Liporace es rebelde y contestatario con muchos de sus pares, nació en Bahía Blanca en el seno de una familia de clase media y es hijo único de padres separados. Terminó el secundario después de cambiar varias veces de colegio tras ser expulsado. Estudió en la escuela del Gato Dumas hace 20 años, se terminó de formar en el exterior y sueña con abrir un restaurante en Nueva York, ciudad que define como su lugar en el mundo.
Actualmente es la cabeza de Tarquino en Recoleta, aunque su primer restaurante fue Moreno, que estuvo abierto por dos años en San Telmo desde el 2009.
La cocina estaba muy abandonada en cuanto a suciedad y falta de profesionalismo. Había gente fumando, la cocina sucia y la gente cocinando allí. No sacamos a nadie de la cocina y todos entendieron los cambios porque fumar en una cocina es ridículo. Tampoco dejar cosas sucias. No puede pasar. Es un riesgo muy alto. Formé un grupo muy interesante de cocineros.
Le tengo fe a Macri, creo que Cristina no vuelve y Massa es una interesante opción pero hoy es el momento de Macri y si esto levanta hay Macri para varios años.
En el exterior ahora no están preocupados por nosotros. Están esperanzados. Ahora hay otra visión de Argentina.

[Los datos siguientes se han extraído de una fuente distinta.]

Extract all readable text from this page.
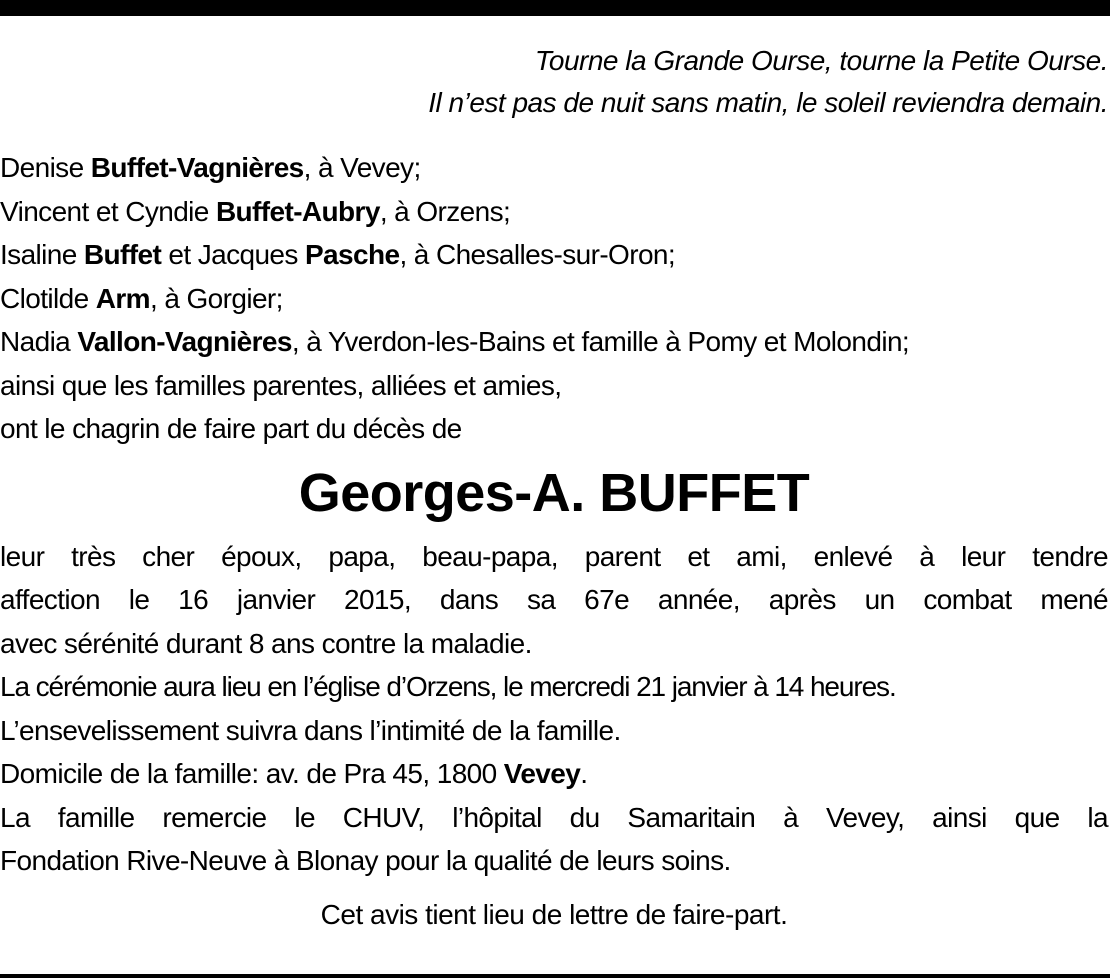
Tourne la Grande Ourse, tourne la Petite Ourse.
Il n’est pas de nuit sans matin, le soleil reviendra demain.
Denise Buffet-Vagnières, à Vevey;
Vincent et Cyndie Buffet-Aubry, à Orzens;
Isaline Buffet et Jacques Pasche, à Chesalles-sur-Oron;
Clotilde Arm, à Gorgier;
Nadia Vallon-Vagnières, à Yverdon-les-Bains et famille à Pomy et Molondin;
ainsi que les familles parentes, alliées et amies,
ont le chagrin de faire part du décès de
Georges-A. BUFFET
leur très cher époux, papa, beau-papa, parent et ami, enlevé à leur tendre
affection le 16 janvier 2015, dans sa 67e année, après un combat mené
avec sérénité durant 8 ans contre la maladie.
La cérémonie aura lieu en l’église d’Orzens, le mercredi 21 janvier à 14 heures.
L’ensevelissement suivra dans l’intimité de la famille.
Domicile de la famille: av. de Pra 45, 1800 Vevey.
La famille remercie le CHUV, l’hôpital du Samaritain à Vevey, ainsi que la
Fondation Rive-Neuve à Blonay pour la qualité de leurs soins.
Cet avis tient lieu de lettre de faire-part.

Nunca cociné para los Rolling Stones. A mí me llamaron porque yo tengo una receta para hacer el pastel de papas que ellos comen y entonces me consultaron, dije cómo hacerlo y nada más. Sí cociné para Obama, George Bush padre y Jimmy Carter.
Me echaron varias veces del colegio secundario en Bahía Blanca. Soy caprichoso como todo hijo único y no me gustaba estudiar, pero igualmente terminé de estudiar a los 18 años.
Estudié en la cocina de Gato Dumas porque estaba en un resumen de la tarjeta de crédito. Había abierto la escuela y me anoté. Durante un año venía de Bahía Blanca todas las semanas a estudiar acá. Fue un gran sacrificio de mamá.
Lo de Francis Malmann no me molesta porque es un circo que a él le sirve. Pero no es el referente de la cocina argentina. Es lindo para verlo incluso recitando, pero no para mostrar gastronomía afuera. Francis no es el referente de la gran cocina.
La carne hay que comerla muy jugosa para degustarla bien y por las propiedades que tiene. En particular carne tan buena como la Argentina. Es un desperdicio comerla muy cocida.
Viajo a París y Nueva York para incorporar cosas y actualizarme. No voy a destinos exóticos.
Me gustaría tener un restaurante 100% Dante. Tarquino es el restaurante, pero la entrada, la sala no es Dante. Tendría un servicio más relajado y me gustaría que se viera la cocina. La haría abierta.